Tuesday, May 8, 2012

The O.T. teaching about various gods.

In my last post I wrote that we will take a closer look at what the Bible says about the plurality of the gods.  If you have been in a Christian church, even a few times, you probably have heard that there is only one God.   I do not deny that the Bible says that that is true.  The Bible also speaks of the fact that there are Gods.  It is easy to say that this refers to idols but that statement is not true in every mention of the Gods.

A good place to start is probably at the beginning.  Let us look at Genesis 1:1, (the first verse in the Bible). In the beginning God created heaven and earth. Even Bible teachers who believe that there is only one God, admit that the word God, as it is used here is a plural word for God.  So that Genesis 1:1 really should read like this, In the beginning the gods created heaven and earth.  Plural of H433; gods in the ordinary sense; but specifically used (in the plural thus, especially with the article) of the supreme God; Strong H430

Then, in the second book of the Bible we find these interesting words.  I will pass through the land of Egypt...and on all the gods of Egypt I will execute judgment. Ex. 12:12.  Bible teachers tell us that the word "gods" refers to Egypt's idols.  However, that argument does not stand because the definition for the word gods here is the same as the definition for the word God in Geneses 1:1. So, in this instance, are we going to take what the Bible says literally, or are we going to say, as theologians do, the Bible does not mean what it says? 

Now, back to Genesis 1:26, Then God (the Gods) said, "Let us make man in our image".  If these Gods were only one God, why would He speak to Himself?  Why would He not just think, I will make man in my own image, and then proceed to do it?  

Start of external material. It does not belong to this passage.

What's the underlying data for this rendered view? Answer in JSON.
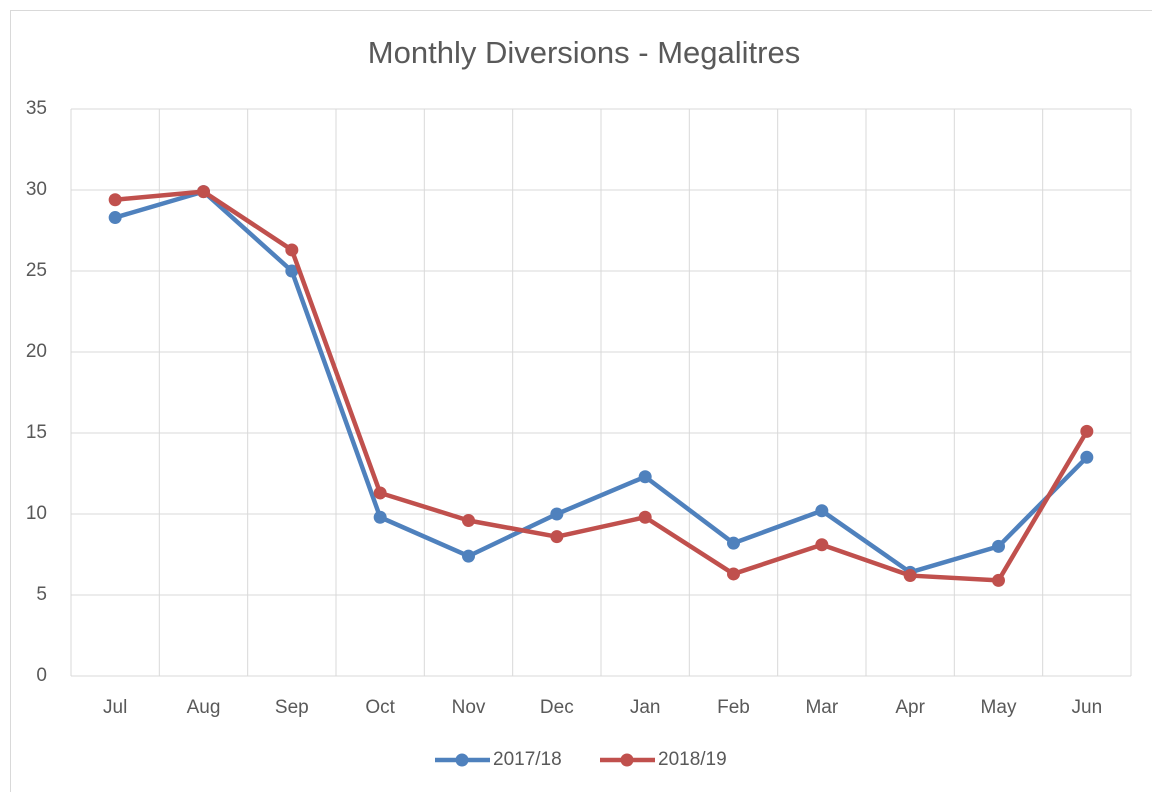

People who insist that there is only one God have strange ways of trying to prove that the Bible does not teach that there is more than one God.  In this case they say that God used the plural word even though he meant the singular word, this is called, using, "the royal we".  It is said that Queen Victoria used to say "we" when she meant "I".  Admittedly, this is one way of explaining the problem, but it sounds like nothing more than an easy way out of an interpretation dead end, if you believe in only one God. 

Concerning the problem of the plural pronoun, the well-known author, Isaac Asimov, said, It is possible to argue that this (the plural pronoun) is not true evidence of early polytheism. God might be viewed as using the royal “we”; ... Nevertheless, as far as we know...early beliefs were always polytheistic and monotheism was a late development in the history of ideas.  Or, in other words, why would the writer of Geneses have spoken of a singular God when everyone else in his time period spoke of a variety of gods?

Mr Roop, in his commentary on the words, Let us make man in our image, Genesis 1:26, wrote; God speaks to a group … Yahweh sits in the company of other divine beings. Then, almost as an afterthought, because he realized that a statement like that does not fit church theology he wrote, for example, angels. But the evangelical church has never thought of angels as divine beings. 

Can we not at least consider the thought that there is more than one God?  If that thought, after serious study, just does not "fly" then discard it.